O; “Müslüman; elinden, dilinden ve kendisinden hiç kimsenin zarar görmediği kişidir. Mü’min ise; insanların malları ve canları konusunda kendisine güvendiği kimsedir.” buyuruyor. (Buhârî, İman, 4, 5)

Düşmanları bile O’na “Muhammedü’l-Emîn” derdi, emânetlerini gelir yine O’na bırakırdı. Biz, üzerimizdeki emanetleri ne kadar kollayabiliyoruz? Bırakın düşmanlarımızı, dostlarımızdan kaç kişi güveniyor bize? Mahlûkata karşı kalbimiz rakîk mi? Mahlûkatın en hakîrine bakarken bile güzellik arardı. Biz, en güzelde bile bir kusur mu arıyoruz?!

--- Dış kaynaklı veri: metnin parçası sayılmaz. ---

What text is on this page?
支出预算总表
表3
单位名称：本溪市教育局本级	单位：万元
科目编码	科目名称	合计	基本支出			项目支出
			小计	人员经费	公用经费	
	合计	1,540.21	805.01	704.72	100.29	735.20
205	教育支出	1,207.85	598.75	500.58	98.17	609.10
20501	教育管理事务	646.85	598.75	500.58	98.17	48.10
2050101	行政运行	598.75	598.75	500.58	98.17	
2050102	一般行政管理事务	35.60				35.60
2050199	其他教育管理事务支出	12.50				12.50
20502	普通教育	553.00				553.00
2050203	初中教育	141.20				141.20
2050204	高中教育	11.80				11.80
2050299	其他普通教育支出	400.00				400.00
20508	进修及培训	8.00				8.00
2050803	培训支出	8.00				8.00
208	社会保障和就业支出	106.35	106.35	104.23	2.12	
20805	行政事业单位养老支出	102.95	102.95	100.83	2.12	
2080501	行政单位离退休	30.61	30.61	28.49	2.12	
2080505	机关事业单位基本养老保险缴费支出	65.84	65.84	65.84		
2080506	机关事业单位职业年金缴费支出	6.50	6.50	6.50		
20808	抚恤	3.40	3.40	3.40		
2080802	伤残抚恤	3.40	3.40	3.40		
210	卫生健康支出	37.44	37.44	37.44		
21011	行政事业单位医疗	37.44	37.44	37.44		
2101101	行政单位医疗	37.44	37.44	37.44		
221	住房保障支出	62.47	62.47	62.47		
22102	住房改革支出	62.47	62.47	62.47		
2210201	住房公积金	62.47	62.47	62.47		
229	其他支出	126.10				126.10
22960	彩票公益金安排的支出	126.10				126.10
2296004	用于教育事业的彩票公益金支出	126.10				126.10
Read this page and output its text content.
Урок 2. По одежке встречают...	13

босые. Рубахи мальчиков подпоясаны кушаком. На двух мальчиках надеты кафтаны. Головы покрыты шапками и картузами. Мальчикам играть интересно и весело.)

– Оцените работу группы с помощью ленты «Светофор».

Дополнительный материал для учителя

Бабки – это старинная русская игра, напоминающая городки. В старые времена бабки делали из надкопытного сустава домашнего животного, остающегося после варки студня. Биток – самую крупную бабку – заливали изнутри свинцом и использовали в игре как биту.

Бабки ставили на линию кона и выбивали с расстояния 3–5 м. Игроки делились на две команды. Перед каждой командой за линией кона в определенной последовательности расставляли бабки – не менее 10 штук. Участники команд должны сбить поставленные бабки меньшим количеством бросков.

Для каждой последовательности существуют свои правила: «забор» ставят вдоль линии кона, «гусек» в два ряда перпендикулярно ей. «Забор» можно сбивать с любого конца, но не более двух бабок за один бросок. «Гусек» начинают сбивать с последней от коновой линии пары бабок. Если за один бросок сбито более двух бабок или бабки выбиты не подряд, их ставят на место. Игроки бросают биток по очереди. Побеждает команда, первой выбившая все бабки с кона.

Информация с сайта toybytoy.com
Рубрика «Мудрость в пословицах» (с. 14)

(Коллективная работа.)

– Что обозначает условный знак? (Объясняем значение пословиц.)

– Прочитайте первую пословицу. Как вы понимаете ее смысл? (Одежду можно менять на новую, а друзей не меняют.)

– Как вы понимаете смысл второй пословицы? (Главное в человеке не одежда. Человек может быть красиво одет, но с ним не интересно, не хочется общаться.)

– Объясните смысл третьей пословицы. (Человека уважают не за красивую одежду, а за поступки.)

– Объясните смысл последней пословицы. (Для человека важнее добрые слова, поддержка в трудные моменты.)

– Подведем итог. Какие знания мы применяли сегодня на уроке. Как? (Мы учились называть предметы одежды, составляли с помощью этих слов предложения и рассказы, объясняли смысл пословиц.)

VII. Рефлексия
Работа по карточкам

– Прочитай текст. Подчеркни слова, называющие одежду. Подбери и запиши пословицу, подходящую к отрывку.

“Seni seviyoruz, yâ Rasûlâllah!”

İçimden bir ses; bu sözün kocaman yalan olduğunu söylüyor. “Anam-babam Sana fedâ olsun, yâ Rasûlâllah!..” diyen ashâb -radıyallâhu anhüm- gibi, yoksa O’nun vefatından sonra üzüntüsünden bir daha ezan okuyamayan Bilâl -radıyallâhu anh- gibi seviyor muyuz O’nu? Hazret-i Ebûbekir, Hazret-i Ömer, Hazret-i Osman, Hazret-i Ali -radıyallâhu anhüm-… Hangisinin O’na duyduğu muhabbet, itaat ve teslimiyet, bizim yüreğimizde de var? Velhâsıl kaç saatimiz O’nun yaşantısına benziyor, O’na benzemek için ne yapıyoruz? Yalnızca “Kutlu Doğumlar”da hatırlayıp dil ucuyla “Seni seviyoruz!..” demek yeterli mi? 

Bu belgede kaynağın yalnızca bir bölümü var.